A China aprende a construir sem a Nvidia

Um servidor refrigerado a líquido da iFlytek, equipado com os chips Huawei Kunpeng 920 e chips de IA Ascend, foi apresentado na Conferência Mundial de Inteligência Artificial em Xangai, China, em 26 de julho de 2025.

Cfoto | Future Publishing | Getty Images

Olá, aqui é Evelyn, escrevendo diretamente de Pequim. Bem-vindo à mais recente edição do The China Connection — uma síntese das informações que estou recebendo de empresas locais.

A iniciativa da China para a autossuficiência tecnológica está rapidamente se tornando uma realidade, com as empresas focando em questões de negócios que vão além da geopolítica. O que isso significa para a Nvidia?

A grande história

A startup de robôs autônomos Zelostech planeja utilizar múltiplos fornecedores de chips, tanto da China quanto de outros locais, ao longo do próximo ano ou dois, em vez de depender exclusivamente da Nvidia para seus sistemas de direção autônoma, informou a empresa à CNBC.

Um fator importante para essa decisão é o custo, segundo Shi Yunjian, diretor de finanças e investimentos. Utilizar chips fabricados na China, por exemplo, significaria despesas muito menores em comparação aos dois chipsets Orin da Nvidia atualmente usados em cada veículo, explicou.
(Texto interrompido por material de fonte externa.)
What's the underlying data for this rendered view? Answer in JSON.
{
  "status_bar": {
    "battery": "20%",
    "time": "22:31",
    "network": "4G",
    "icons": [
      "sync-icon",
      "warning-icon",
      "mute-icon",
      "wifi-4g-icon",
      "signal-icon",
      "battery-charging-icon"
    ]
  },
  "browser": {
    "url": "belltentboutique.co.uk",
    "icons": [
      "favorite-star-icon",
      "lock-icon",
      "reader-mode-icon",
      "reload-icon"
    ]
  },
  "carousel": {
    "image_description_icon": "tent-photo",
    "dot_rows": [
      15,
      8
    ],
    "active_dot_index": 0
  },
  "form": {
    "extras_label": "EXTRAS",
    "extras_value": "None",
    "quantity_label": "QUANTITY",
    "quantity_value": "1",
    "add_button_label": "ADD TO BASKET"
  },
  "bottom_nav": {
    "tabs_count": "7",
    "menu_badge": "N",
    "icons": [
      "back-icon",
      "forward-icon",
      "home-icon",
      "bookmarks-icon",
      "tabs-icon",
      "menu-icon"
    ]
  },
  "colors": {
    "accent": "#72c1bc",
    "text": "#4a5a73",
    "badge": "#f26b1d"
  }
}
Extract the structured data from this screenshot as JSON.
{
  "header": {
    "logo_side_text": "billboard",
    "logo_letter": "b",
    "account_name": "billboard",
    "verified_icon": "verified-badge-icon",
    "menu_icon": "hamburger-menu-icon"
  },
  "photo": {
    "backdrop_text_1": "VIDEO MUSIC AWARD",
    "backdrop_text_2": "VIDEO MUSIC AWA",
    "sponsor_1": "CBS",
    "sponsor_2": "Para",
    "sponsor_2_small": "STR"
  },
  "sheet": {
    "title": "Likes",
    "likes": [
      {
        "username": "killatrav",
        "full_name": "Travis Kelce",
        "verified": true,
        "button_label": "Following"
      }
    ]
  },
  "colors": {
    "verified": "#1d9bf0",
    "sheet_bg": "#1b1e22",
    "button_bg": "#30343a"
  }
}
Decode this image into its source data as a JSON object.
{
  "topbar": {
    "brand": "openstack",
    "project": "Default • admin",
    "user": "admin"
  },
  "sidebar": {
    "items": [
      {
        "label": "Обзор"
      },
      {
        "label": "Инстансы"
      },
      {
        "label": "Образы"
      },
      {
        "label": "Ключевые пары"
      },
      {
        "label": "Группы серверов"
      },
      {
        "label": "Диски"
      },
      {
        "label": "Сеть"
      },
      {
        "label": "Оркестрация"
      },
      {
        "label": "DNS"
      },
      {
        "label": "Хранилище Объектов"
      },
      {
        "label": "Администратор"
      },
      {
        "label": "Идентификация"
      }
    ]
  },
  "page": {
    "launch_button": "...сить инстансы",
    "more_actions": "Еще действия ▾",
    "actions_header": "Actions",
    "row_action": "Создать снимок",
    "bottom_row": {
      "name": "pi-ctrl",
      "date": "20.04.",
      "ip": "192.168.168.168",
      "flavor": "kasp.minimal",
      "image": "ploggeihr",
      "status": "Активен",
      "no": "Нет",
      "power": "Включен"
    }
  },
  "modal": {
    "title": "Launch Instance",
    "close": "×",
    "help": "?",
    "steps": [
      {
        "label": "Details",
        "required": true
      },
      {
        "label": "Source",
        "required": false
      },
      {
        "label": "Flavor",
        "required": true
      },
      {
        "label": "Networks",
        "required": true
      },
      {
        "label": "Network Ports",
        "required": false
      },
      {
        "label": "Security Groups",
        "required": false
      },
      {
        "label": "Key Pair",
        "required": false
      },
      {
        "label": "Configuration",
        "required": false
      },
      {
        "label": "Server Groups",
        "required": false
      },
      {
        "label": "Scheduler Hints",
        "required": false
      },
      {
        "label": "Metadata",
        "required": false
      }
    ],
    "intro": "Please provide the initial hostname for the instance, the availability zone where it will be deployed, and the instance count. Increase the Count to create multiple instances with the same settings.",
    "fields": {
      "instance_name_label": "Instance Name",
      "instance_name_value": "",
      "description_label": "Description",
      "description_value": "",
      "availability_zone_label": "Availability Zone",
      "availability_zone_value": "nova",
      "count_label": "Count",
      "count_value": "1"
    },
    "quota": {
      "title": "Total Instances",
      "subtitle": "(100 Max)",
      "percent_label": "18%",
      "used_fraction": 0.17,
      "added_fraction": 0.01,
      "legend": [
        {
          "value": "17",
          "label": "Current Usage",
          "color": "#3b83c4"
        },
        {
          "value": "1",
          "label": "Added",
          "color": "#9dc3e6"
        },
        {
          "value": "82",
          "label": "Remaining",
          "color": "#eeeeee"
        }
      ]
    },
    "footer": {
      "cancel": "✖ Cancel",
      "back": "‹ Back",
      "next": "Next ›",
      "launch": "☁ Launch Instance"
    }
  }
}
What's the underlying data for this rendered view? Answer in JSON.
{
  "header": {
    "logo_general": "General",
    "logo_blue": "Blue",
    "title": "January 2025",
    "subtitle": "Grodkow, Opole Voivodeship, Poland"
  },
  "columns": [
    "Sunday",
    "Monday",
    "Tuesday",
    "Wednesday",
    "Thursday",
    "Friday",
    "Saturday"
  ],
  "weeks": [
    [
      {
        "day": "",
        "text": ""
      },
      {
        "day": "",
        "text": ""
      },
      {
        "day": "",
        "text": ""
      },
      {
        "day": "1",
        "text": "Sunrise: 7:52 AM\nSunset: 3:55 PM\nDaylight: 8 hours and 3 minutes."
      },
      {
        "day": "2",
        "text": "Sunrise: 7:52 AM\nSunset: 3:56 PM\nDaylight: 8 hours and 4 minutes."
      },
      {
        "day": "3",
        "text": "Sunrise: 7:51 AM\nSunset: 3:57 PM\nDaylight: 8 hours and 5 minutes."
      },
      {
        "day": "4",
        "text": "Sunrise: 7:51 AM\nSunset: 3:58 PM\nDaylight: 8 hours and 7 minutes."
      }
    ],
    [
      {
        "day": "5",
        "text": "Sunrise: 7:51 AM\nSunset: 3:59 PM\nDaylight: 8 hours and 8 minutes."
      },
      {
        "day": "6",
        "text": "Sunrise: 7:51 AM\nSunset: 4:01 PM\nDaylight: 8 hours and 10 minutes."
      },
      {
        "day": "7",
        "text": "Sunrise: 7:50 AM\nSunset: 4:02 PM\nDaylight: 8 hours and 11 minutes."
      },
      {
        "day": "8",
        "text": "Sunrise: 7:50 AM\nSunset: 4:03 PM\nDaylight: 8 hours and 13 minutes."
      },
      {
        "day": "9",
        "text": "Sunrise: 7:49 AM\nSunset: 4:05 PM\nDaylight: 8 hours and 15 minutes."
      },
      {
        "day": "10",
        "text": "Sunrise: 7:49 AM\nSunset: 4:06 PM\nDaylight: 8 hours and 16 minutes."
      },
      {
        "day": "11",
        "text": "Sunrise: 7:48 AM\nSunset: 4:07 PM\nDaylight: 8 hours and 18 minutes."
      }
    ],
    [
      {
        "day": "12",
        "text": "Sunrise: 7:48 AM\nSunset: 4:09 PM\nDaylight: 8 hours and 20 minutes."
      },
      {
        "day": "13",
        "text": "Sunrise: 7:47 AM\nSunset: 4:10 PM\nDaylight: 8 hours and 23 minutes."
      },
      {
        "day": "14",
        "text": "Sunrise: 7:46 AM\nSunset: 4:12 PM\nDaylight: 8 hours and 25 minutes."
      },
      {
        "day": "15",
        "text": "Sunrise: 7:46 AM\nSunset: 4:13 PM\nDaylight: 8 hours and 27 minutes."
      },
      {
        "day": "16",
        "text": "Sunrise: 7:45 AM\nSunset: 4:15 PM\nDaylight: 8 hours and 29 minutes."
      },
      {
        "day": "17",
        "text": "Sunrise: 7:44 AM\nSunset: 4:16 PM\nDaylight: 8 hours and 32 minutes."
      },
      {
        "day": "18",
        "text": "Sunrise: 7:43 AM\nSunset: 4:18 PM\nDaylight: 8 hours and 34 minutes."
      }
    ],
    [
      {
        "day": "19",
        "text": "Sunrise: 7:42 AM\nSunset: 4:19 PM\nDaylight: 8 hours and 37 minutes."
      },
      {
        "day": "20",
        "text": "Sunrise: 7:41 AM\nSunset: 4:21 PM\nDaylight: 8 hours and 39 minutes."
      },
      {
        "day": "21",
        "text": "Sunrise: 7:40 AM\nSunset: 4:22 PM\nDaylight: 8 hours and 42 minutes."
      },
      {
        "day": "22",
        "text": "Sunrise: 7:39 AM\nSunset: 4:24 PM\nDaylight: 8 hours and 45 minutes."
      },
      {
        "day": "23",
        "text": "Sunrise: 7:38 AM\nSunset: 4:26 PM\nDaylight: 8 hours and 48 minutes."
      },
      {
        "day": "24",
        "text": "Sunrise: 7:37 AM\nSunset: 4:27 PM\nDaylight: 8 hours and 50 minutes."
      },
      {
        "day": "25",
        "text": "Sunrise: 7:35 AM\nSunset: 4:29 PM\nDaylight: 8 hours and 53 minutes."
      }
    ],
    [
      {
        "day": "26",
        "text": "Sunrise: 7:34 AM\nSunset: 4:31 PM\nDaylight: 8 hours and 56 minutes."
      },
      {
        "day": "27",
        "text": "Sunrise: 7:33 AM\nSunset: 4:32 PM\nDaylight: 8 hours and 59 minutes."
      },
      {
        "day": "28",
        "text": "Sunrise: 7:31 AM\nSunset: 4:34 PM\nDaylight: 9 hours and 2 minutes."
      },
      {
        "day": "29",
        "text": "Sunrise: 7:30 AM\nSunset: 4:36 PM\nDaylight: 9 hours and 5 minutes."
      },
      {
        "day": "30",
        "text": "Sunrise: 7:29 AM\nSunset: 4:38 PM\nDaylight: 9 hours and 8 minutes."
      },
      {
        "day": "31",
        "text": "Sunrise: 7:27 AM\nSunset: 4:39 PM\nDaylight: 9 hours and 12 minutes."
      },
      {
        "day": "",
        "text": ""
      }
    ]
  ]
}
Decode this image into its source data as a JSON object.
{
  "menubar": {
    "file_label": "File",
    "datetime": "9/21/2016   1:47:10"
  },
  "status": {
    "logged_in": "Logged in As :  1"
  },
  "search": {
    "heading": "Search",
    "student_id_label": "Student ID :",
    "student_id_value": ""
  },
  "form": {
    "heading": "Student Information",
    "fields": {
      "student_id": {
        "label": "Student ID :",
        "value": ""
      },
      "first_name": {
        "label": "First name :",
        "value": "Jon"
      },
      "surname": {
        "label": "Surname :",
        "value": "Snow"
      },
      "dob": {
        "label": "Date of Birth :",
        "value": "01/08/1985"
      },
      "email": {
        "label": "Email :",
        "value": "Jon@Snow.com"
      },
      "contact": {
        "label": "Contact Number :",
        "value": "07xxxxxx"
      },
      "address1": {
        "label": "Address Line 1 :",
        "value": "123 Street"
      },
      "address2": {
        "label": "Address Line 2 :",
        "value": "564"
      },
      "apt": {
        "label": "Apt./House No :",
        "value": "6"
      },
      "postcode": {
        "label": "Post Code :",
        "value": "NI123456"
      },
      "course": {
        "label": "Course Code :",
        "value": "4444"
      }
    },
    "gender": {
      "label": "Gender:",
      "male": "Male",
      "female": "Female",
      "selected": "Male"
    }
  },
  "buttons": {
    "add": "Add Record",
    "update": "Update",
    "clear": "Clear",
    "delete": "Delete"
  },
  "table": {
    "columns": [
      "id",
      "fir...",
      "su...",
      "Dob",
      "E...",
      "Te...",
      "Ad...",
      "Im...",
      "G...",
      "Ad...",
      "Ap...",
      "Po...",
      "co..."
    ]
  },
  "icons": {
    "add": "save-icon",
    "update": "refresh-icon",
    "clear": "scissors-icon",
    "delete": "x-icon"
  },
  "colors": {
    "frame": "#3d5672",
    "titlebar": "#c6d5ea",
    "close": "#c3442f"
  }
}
Essa mudança é significativa, uma vez que a escala se tornou uma vantagem competitiva. Quanto mais veículos autônomos puderem ser implantados, mais dados operacionais poderão ser coletados, facilitando a persuasão de reguladores de que a tecnologia está pronta para um uso mais amplo.

A Zelostech afirma já ter mais de 25.000 veículos em operação em mais de 20 países, com planos de uma rápida expansão. Esses veículos não transportam pessoas e muitos são menores que um caminhão de correios. A maioria das operações ocorre na China continental, principalmente para empresas de logística que realizam entregas de pacotes.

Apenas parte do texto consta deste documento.